Prioritize by reach and exploitability together: how many repositories, services, and teams a vulnerability touches, weighted by whether it's actively exploited (KEV status) and reachable in production. Blast radius turns prioritization from a severity-score debate into a metric, and it requires knowing the exact location of the vulnerability first.
CISA's four risk variables, asset exposure, KEV status, exploit automation, and technical impact, are a sound starting rubric for internal SLAs, too, and CISA's SSVC decision model formalizes the same logic. The difference at codebase scale is the unit of analysis: you're not triaging a finding in a repo, you're triaging a pattern with a footprint.
The three breakdowns are one problem wearing three costumes. AI agents generate insecure code because they can't see the whole codebase. Detection coverage can't be proven because no one can see the entire codebase. Remediation takes weeks because nothing can act on the whole codebase. We've written about what it means in practice to fix the underlying problem in our application security posture explainer. For a deeper, vendor-neutral look at cross-repo security visibility, read The codebase visibility and security framework.
FAQ
What is vulnerability remediation?
Vulnerability remediation is the process of permanently eliminating identified security flaws by patching, upgrading dependencies, changing code, or removing vulnerable components, and then verifying the fix. It differs from mitigation, which reduces exploitability through compensating controls without removing the underlying flaw.
What is the difference between vulnerability remediation and mitigation?
Remediation removes the root cause: the vulnerable code or component is gone after the fix.
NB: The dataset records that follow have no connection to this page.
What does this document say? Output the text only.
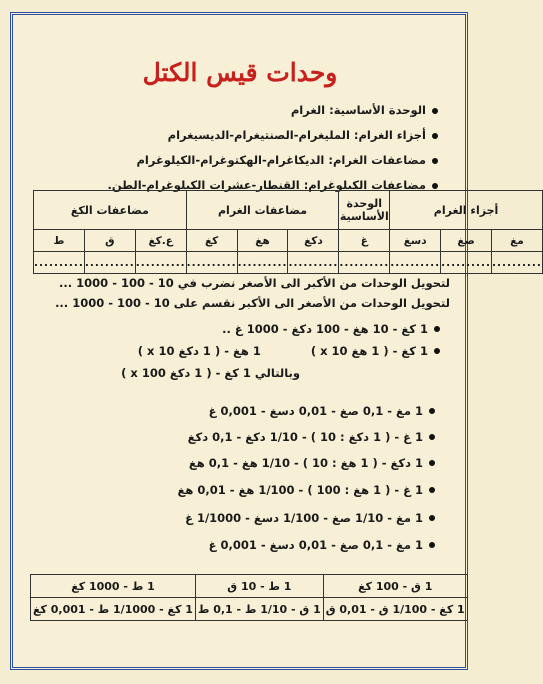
وحدات قيس الكتل
الوحدة الأساسية: الغرام
أجزاء الغرام: المليغرام-الصنتيغرام-الديسيغرام
مضاعفات الغرام: الديكاغرام-الهكتوغرام-الكيلوغرام
مضاعفات الكيلوغرام: القنطار-عشرات الكيلوغرام-الطن.
أجزاء الغرام			الوحدة الأساسية	مضاعفات الغرام			مضاعفات الكغ		
مغ	صغ	دسغ	غ	دكغ	هغ	كغ	ع.كغ	ق	ط
..........	..........	..........	..........	..........	..........	..........	..........	..........	..........
لتحويل الوحدات من الأكبر الى الأصغر نضرب في 10 - 100 - 1000 ...
لتحويل الوحدات من الأصغر الى الأكبر نقسم على 10 - 100 - 1000 ...
1 كغ - 10 هغ - 100 دكغ - 1000 غ ..
1 كغ - ( 1 هغ x 10 )
1 هغ - ( 1 دكغ x 10 )
وبالتالي 1 كغ - ( 1 دكغ x 100 )
1 مغ - 0,1 صغ - 0,01 دسغ - 0,001 غ
1 غ - ( 1 دكغ : 10 ) - 1/10 دكغ - 0,1 دكغ
1 دكغ - ( 1 هغ : 10 ) - 1/10 هغ - 0,1 هغ
1 غ - ( 1 هغ : 100 ) - 1/100 هغ - 0,01 هغ
1 مغ - 1/10 صغ - 1/100 دسغ - 1/1000 غ
1 مغ - 0,1 صغ - 0,01 دسغ - 0,001 غ
1 ق - 100 كغ	1 ط - 10 ق	1 ط - 1000 كغ
1 كغ - 1/100 ق - 0,01 ق	1 ق - 1/10 ط - 0,1 ط	1 كغ - 1/1000 ط - 0,001 كغ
Mitigation blocks the exploit path while the flaw remains present, using controls such as WAF rules or network isolation. Mitigation buys time; remediation ends the exposure. Mature programs use both, in that order of preference.
How do you automate vulnerability remediation?
Start with a complete, queryable index of every repository so affected code can be located exhaustively. Generate the fix once, then apply it as tracked pull requests across all affected repos from a single workflow, with central monitoring of merge status. Re-run the original query to verify zero remaining instances.
What does CISA BOD 26-04 require?
BOD 26-04, issued June 10, 2026, requires federal agencies to remediate vulnerabilities on risk-based timelines: as quickly as three days (plus forensic triage) for flaws that are publicly exposed, known to be exploited, automatable, and high-impact. Agencies must implement the new processes by December 7, 2026. It supersedes BOD 19-02 and BOD 22-01.